ORDER
K.D. Mankar, Member (T)
1. The appellants are steel rolling mills. They were working under compounded levy scheme (scheme) for payment of duty on rolled products. They obtained permission to work under the scheme in terms of Rule 96ZA of then Central Excise Rules, 1944. Vide their letter dated 30/07/96, the appellants requested the Commissioner of Central Excise that, they would be utilising only four Rolling machines out of five rolling machines and one machine is transferred as hot rolling process with effect from 21/07/96. Through reminder dated 03/09/96, the Commissioner was again informed that the duty was paid for five hot rolling machines under protest, since only four rolling machines were under utilisation.

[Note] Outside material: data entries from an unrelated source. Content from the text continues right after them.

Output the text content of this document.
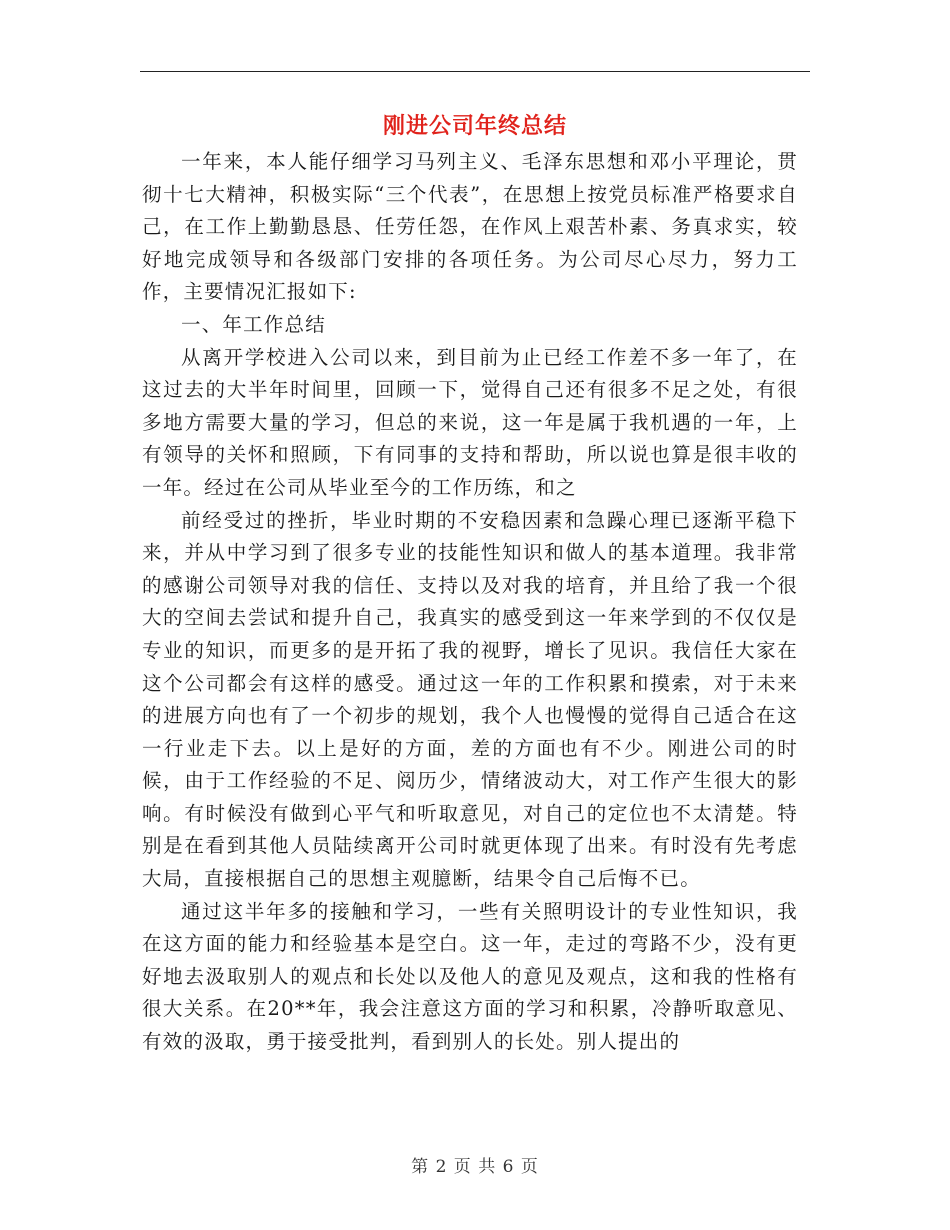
刚进公司年终总结

一年来，本人能仔细学习马列主义、毛泽东思想和邓小平理论，贯彻十七大精神，积极实际“三个代表”，在思想上按党员标准严格要求自己，在工作上勤勤恳恳、任劳任怨，在作风上艰苦朴素、务真求实，较好地完成领导和各级部门安排的各项任务。为公司尽心尽力，努力工作，主要情况汇报如下:

一、年工作总结

从离开学校进入公司以来，到目前为止已经工作差不多一年了，在这过去的大半年时间里，回顾一下，觉得自己还有很多不足之处，有很多地方需要大量的学习，但总的来说，这一年是属于我机遇的一年，上有领导的关怀和照顾，下有同事的支持和帮助，所以说也算是很丰收的一年。经过在公司从毕业至今的工作历练，和之

前经受过的挫折，毕业时期的不安稳因素和急躁心理已逐渐平稳下来，并从中学习到了很多专业的技能性知识和做人的基本道理。我非常的感谢公司领导对我的信任、支持以及对我的培育，并且给了我一个很大的空间去尝试和提升自己，我真实的感受到这一年来学到的不仅仅是专业的知识，而更多的是开拓了我的视野，增长了见识。我信任大家在这个公司都会有这样的感受。通过这一年的工作积累和摸索，对于未来的进展方向也有了一个初步的规划，我个人也慢慢的觉得自己适合在这一行业走下去。以上是好的方面，差的方面也有不少。刚进公司的时候，由于工作经验的不足、阅历少，情绪波动大，对工作产生很大的影响。有时候没有做到心平气和听取意见，对自己的定位也不太清楚。特别是在看到其他人员陆续离开公司时就更体现了出来。有时没有先考虑大局，直接根据自己的思想主观臆断，结果令自己后悔不已。

通过这半年多的接触和学习，一些有关照明设计的专业性知识，我在这方面的能力和经验基本是空白。这一年，走过的弯路不少，没有更好地去汲取别人的观点和长处以及他人的意见及观点，这和我的性格有很大关系。在20**年，我会注意这方面的学习和积累，冷静听取意见、有效的汲取，勇于接受批判，看到别人的长处。别人提出的

第 2 页 共 6 页
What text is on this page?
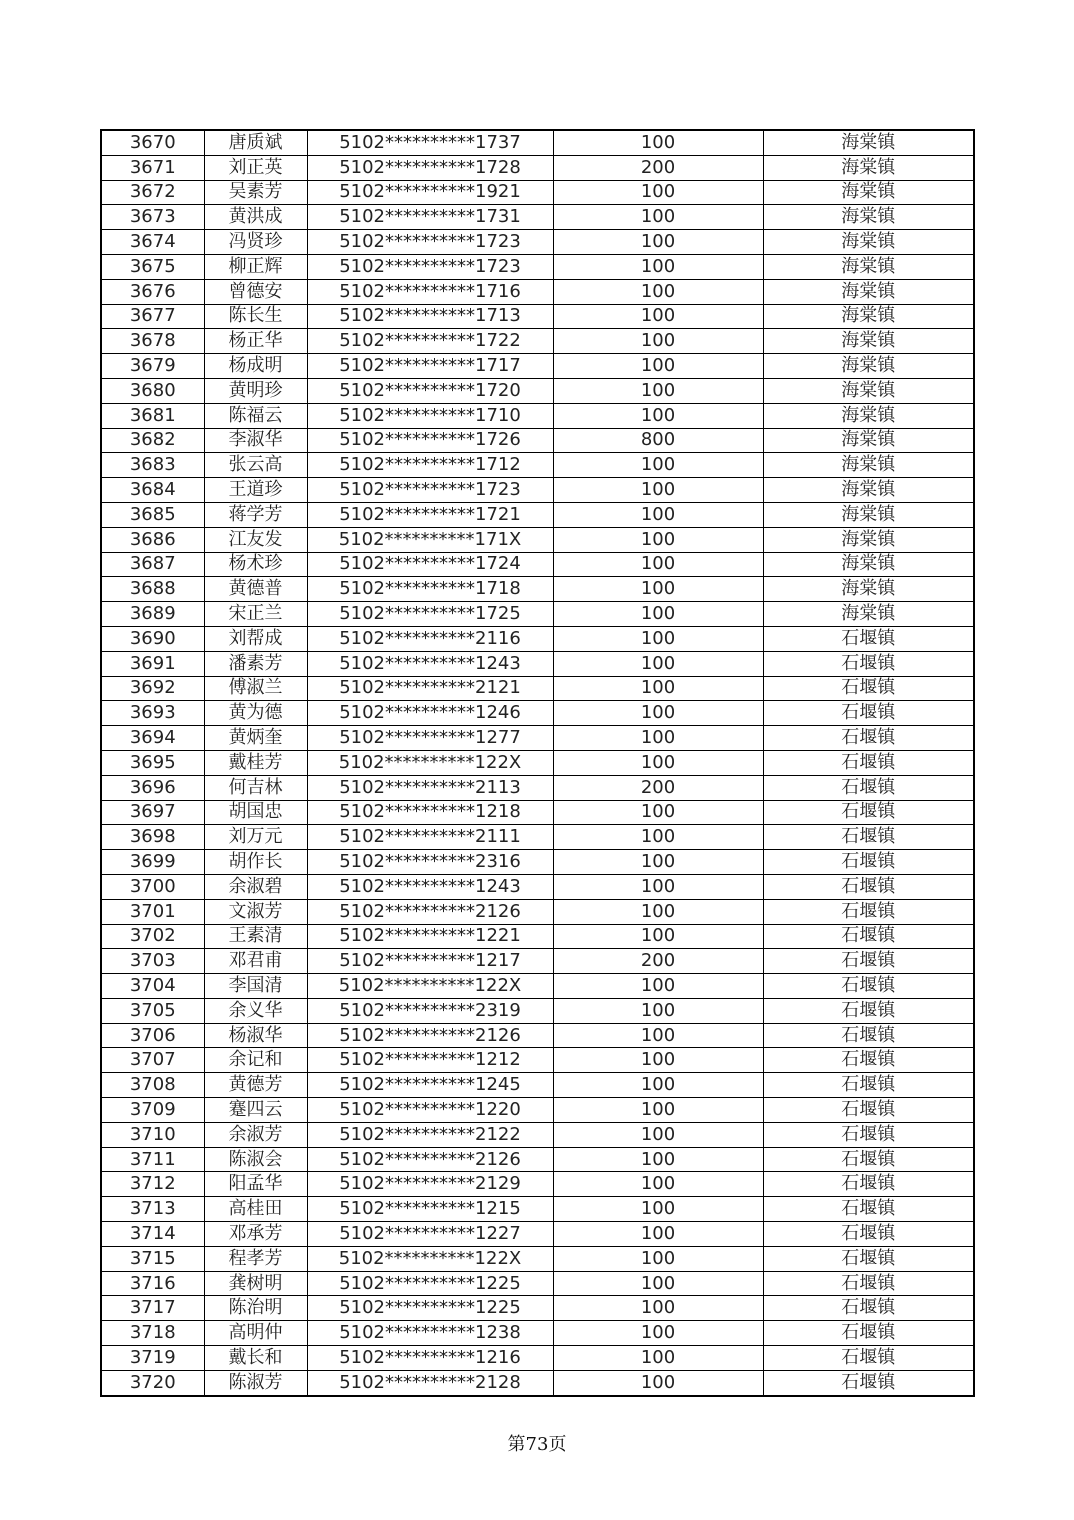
3670	唐质斌	5102**********1737	100	海棠镇
3671	刘正英	5102**********1728	200	海棠镇
3672	吴素芳	5102**********1921	100	海棠镇
3673	黄洪成	5102**********1731	100	海棠镇
3674	冯贤珍	5102**********1723	100	海棠镇
3675	柳正辉	5102**********1723	100	海棠镇
3676	曾德安	5102**********1716	100	海棠镇
3677	陈长生	5102**********1713	100	海棠镇
3678	杨正华	5102**********1722	100	海棠镇
3679	杨成明	5102**********1717	100	海棠镇
3680	黄明珍	5102**********1720	100	海棠镇
3681	陈福云	5102**********1710	100	海棠镇
3682	李淑华	5102**********1726	800	海棠镇
3683	张云高	5102**********1712	100	海棠镇
3684	王道珍	5102**********1723	100	海棠镇
3685	蒋学芳	5102**********1721	100	海棠镇
3686	江友发	5102**********171X	100	海棠镇
3687	杨术珍	5102**********1724	100	海棠镇
3688	黄德普	5102**********1718	100	海棠镇
3689	宋正兰	5102**********1725	100	海棠镇
3690	刘帮成	5102**********2116	100	石堰镇
3691	潘素芳	5102**********1243	100	石堰镇
3692	傅淑兰	5102**********2121	100	石堰镇
3693	黄为德	5102**********1246	100	石堰镇
3694	黄炳奎	5102**********1277	100	石堰镇
3695	戴桂芳	5102**********122X	100	石堰镇
3696	何吉林	5102**********2113	200	石堰镇
3697	胡国忠	5102**********1218	100	石堰镇
3698	刘万元	5102**********2111	100	石堰镇
3699	胡作长	5102**********2316	100	石堰镇
3700	余淑碧	5102**********1243	100	石堰镇
3701	文淑芳	5102**********2126	100	石堰镇
3702	王素清	5102**********1221	100	石堰镇
3703	邓君甫	5102**********1217	200	石堰镇
3704	李国清	5102**********122X	100	石堰镇
3705	余义华	5102**********2319	100	石堰镇
3706	杨淑华	5102**********2126	100	石堰镇
3707	余记和	5102**********1212	100	石堰镇
3708	黄德芳	5102**********1245	100	石堰镇
3709	蹇四云	5102**********1220	100	石堰镇
3710	余淑芳	5102**********2122	100	石堰镇
3711	陈淑会	5102**********2126	100	石堰镇
3712	阳孟华	5102**********2129	100	石堰镇
3713	高桂田	5102**********1215	100	石堰镇
3714	邓承芳	5102**********1227	100	石堰镇
3715	程孝芳	5102**********122X	100	石堰镇
3716	龚树明	5102**********1225	100	石堰镇
3717	陈治明	5102**********1225	100	石堰镇
3718	高明仲	5102**********1238	100	石堰镇
3719	戴长和	5102**********1216	100	石堰镇
3720	陈淑芳	5102**********2128	100	石堰镇
第73页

The Commissioner was requested to grant necessary permission. It is noticed that, vide permission dated 10/10/96, the Commissioner Central Excise granted permission for special procedure under the rules and the permission was also renewed for a period starting from 21/07/96 to 21/07/97 for four machines. Consequently the appellants sought refund of duty paid on the fifth machine. The duty was obviously paid under protest and hence there was no other ineligibility in the claim.
2. Refund claim of Rs. 41,250/- filed by the appellants was, however, rejected on the ground of appellant’s failure, in not seeking prior permission in terms of Rule 96ZC(3) of the Central Excise Rules, 1944 before effecting a change in the capacity. The Commissioner (Appeals) also adopted the same reasoning and the claim was rejected. Hence the instant appeal before the Tribunal.
3. Heard both sides.
4. It is seen that, the Rule 96ZC (3), does speak of seeking written approval from the proper officer before making any change in the number of cold rolling mills.
5. Notwithstanding this, the appellants did inform the Commissioner vide their letter 30/07/96 about the change in capacity and such a change, having been accepted in the form of communication from the Commissioner vide Commissioner’s letter dated 10/10/96, the claim for refund of duty paid cannot be denied. There is no dispute or evidence to suggest that the fifth machine was ever utilised in production, and the claim was denied only on the ground of failure to obtain permission.
6. In this connection, I note that, the duty liability is based on the number of machines installed in the factory. Once the number of machines installed is accepted to be four machines as communicated in Commissioner’s letter dated 10/10/96, there is no other requirement that, come in way of fixing a liability on the basis of capacity higher than the capacity ultimately accepted by the Commissioner. It is nobody case here that, the appellants had actually operated more than four machines during the relevant period and violated the permission granted by the Commissioner. It is also seen that, in terms of Rule 96ZG, the Commissioner has the power to condone failure to follow the procedure or comply with any condition laid down in this section within the specified time limit. So if the conditions of Rule 96ZC(3) is considered as violated, in terms of permission dated 10/10/96 granted to the appellants for following the special procedure from 21/07/96 to 31/10/96 in respect of four machines, the said permission has to be deemed to be the one condoning violation of Rule 96ZC (3). Otherwise the permission granted by the Commissioner could have spelt out clearly that the permission is operative from the date of permission itself i.e. from 10/10/96. In the absence of such restricted clause in the permission and express indication that the permission is valid from 21/07/96 to 20/07/97 for four machines, the duty paid on the 5th machine is liable to be refunded as claimed by the appellants.
7. Accordingly the appeal succeeds and the same is allowed with consequential relief in accordance with the law.